When YouMail encounters a call that matches the audio fingerprints of known scam calls, it can be sent to the Industry Traceback Group within seconds of being identified, Rudolph said. The Industry Traceback Group can then track the scam call back to the provider that enabled the call. Because of the TRACED Act, which was signed into law in 2019, voice service providers are required to shut down accounts that send out unlawful calls.
Data Privacy Apps
Just like those who fight spam calls with machine learning thrive on data, so too do the scammers. Data of personal information, especially phone numbers, can easily be circulating in deeper online databases without the owner’s knowledge. Usually populated from instances of data breaches and data selling, these areas of the web are where scammers can point to for accessible troves of phone numbers.
Scam call reduction is not generally the purpose of most data privacy apps or services, but reducing the publicly available data that scammers access can have the side effect of reducing scam-likely calls as well.

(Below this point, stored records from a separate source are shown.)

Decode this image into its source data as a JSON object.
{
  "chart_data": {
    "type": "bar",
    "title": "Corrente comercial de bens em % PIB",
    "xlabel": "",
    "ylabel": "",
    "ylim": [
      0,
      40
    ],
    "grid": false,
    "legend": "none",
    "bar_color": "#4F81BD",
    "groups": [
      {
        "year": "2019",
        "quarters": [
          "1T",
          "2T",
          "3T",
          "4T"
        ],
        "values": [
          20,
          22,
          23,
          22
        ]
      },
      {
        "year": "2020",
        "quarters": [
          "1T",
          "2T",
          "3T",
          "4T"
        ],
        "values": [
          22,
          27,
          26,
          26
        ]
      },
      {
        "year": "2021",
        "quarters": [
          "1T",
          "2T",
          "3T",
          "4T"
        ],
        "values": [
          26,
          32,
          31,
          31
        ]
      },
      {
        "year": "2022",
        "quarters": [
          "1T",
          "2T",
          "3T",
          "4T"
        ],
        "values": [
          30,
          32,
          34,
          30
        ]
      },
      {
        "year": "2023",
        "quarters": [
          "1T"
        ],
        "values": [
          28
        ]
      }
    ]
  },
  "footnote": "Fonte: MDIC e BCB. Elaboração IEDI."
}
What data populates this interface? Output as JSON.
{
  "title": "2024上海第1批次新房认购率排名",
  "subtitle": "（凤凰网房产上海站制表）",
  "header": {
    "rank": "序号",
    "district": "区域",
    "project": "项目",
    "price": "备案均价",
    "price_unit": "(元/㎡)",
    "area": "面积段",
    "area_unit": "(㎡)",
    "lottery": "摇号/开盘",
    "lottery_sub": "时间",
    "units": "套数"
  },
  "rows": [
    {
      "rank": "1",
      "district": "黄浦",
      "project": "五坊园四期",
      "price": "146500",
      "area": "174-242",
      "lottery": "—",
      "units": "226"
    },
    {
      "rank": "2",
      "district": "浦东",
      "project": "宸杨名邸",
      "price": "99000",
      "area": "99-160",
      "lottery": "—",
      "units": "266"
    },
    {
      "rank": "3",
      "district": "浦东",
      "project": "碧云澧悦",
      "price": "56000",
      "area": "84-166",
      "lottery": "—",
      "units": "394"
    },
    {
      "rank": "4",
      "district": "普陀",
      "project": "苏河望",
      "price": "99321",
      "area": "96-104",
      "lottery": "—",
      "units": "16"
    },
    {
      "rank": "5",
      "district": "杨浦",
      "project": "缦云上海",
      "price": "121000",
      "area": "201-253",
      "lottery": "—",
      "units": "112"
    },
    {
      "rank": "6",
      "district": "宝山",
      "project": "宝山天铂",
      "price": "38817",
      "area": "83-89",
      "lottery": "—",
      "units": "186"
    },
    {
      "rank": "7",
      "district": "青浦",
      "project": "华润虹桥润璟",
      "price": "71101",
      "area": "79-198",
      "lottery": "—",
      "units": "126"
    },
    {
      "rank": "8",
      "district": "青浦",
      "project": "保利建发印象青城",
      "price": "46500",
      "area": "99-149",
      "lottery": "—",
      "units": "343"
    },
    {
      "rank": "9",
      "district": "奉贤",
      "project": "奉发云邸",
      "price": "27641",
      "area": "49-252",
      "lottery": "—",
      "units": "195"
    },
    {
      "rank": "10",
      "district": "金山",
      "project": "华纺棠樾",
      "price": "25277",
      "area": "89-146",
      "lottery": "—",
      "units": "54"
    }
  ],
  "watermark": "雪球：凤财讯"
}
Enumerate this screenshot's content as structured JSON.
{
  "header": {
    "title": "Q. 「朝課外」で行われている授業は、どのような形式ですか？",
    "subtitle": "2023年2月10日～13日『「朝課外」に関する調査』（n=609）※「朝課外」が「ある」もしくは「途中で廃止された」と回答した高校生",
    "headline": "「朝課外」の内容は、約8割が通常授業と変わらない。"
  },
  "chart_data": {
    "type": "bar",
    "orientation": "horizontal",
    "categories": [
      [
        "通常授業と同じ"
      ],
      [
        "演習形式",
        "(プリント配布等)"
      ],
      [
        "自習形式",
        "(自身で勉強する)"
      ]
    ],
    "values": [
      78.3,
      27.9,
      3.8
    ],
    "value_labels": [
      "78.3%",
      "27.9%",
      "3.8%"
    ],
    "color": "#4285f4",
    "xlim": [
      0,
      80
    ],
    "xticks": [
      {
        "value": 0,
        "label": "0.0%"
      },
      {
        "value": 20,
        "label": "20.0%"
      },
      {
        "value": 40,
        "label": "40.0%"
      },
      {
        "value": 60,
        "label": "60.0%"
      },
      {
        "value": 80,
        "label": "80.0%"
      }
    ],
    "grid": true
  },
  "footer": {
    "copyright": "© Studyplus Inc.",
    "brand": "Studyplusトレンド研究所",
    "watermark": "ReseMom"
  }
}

“One thing that we tried to do at Kanary is identify the data sources that spammers use and then remove the data from there,” said Rachel Vrabec, founder and CEO of Kanary, a data privacy service. By removing their phone numbers and other personal information from public sources, customers are made less searchable. Being less searchable then makes it harder for robocalling scammers to identify live numbers to call, Vrabrec said.
“When you look at the supply chain of these phone numbers and how they end up in spammers’ arsenals to use, you don’t want to be like the first number on all their lists,” Vrabec added. “The goal is to help you keep your phone number more private.”

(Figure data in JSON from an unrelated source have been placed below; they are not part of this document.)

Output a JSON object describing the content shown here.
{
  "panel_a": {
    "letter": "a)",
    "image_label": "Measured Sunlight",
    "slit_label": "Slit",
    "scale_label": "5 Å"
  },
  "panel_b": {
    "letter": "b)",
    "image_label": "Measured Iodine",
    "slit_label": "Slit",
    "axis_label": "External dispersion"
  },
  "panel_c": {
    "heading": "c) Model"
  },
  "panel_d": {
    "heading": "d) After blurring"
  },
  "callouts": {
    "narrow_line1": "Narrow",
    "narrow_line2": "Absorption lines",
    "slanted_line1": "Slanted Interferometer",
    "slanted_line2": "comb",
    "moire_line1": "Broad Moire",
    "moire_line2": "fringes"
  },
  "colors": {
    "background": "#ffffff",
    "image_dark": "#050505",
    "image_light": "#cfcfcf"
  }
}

The Future of Spam Call Detection
Complicating the use of data to identify spam calls is the current nature of the telephony landscape. There are so many databases of call information being collected by different groups — the voice service providers, device companies, third-party apps, states and even countries (think the National Do Not Call Registry) — all with slightly different systems of spam detection.
“Everybody’s doing it their own way and thinks that they have the better mousetrap,” Podolak said.
While there are some public registries of information on numbers, most of the carrier- or device-level registries do not interact. Both Khan and Podolak said that would have to change for bigger advances to be made in the use of machine learning against spam calls.
“The data has to be centralized somewhere, in my opinion, for it to be successful.”
“The data has to be centralized somewhere, in my opinion, for it to be successful,” said Podolak. “Otherwise, you’re going to have what you have right now, which is this fractured environment.” If he wanted to get his number registered as legitimate to make sure it doesn’t show up as “spam likely,” he said, he would have to go to about a dozen different groups to do so at the moment.
Khan believes such a combined registry could not be done by a conventional carrier or device company. Instead, ownership of such a centralized registry would have to fall on a body like the Federal Communications Commission. Barring that, he noted that “there are already initiatives and for-profit ventures who are very interested in standardizing this.”
It would be possible for spam detection efforts using machine learning to be more accurate, he added, but it would take cooperation across the fragmented landscape.
“The companies and private entities need to be able to talk to each other to share that data and enforce that standard,” Khan said.
Maybe if that happened, we’d all get fewer mysterious calls about our extended warranty.